Synthesize-on-Graph: Knowledgeable Synthetic Data Generation for Continue Pre-training of Large Language Models
Shengjie Ma, Xuhui Jiang, Chengjin Xu, Cehao Yang, Liyu Zhang, Jian Guo
Published: 2025/5/2
Abstract
Large Language Models (LLMs) have achieved remarkable success but remain data-inefficient, especially when learning from small, specialized corpora with limited and proprietary data. Existing synthetic data generation methods for continue pre-training focus on intra-document content and overlook cross-document knowledge associations, limiting content diversity and depth.

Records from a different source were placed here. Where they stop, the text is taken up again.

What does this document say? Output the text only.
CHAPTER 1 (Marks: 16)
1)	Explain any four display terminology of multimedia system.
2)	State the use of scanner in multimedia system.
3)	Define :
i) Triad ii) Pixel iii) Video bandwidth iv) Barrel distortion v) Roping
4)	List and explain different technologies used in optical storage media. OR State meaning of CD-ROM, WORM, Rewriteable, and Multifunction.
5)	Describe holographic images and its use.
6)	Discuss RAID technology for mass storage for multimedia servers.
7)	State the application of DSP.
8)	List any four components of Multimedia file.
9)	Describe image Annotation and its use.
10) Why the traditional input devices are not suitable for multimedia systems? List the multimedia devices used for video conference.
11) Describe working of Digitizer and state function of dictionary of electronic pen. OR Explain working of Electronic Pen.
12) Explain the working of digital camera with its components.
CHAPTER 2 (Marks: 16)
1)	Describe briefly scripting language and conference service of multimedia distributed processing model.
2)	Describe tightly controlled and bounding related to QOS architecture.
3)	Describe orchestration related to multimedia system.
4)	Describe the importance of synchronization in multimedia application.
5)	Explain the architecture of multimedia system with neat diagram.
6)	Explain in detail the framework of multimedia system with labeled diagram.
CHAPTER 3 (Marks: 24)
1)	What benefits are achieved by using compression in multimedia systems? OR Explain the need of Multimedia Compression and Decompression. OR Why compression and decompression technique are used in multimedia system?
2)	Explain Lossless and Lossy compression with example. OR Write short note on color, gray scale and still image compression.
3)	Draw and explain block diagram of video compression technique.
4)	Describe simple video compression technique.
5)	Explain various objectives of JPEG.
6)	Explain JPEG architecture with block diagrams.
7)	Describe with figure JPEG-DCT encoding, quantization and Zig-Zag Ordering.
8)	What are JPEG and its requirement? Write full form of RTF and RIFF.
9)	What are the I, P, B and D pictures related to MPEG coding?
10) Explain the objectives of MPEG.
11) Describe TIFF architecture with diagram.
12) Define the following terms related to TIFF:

We propose Synthetic-on-Graph (SoG), a synthetic data generation framework that incorporates cross-document knowledge associations for efficient corpus expansion. SoG constructs a context graph by extracting entities and concepts from the original corpus, representing cross-document associations, and employing a graph walk strategy for knowledge-associated sampling. This enhances synthetic data diversity and coherence, enabling models to learn complex knowledge structures and handle rare knowledge. To further improve the quality of synthetic data, we integrate two complementary strategies, Chain-of-Thought (CoT) and Contrastive Clarifying (CC), to enhance both reasoning capability and discriminative power. Extensive experiments demonstrate that SoG surpasses state-of-the-art (SOTA) methods on multi-hop and domain-specific question answering, while achieving competitive performance on long-context reading comprehension. These results highlight the superior generalization ability of SoG. Our work advances the paradigm of synthetic data generation and offers practical solutions for efficient knowledge acquisition in LLMs, particularly for downstream tasks and domains with limited training data.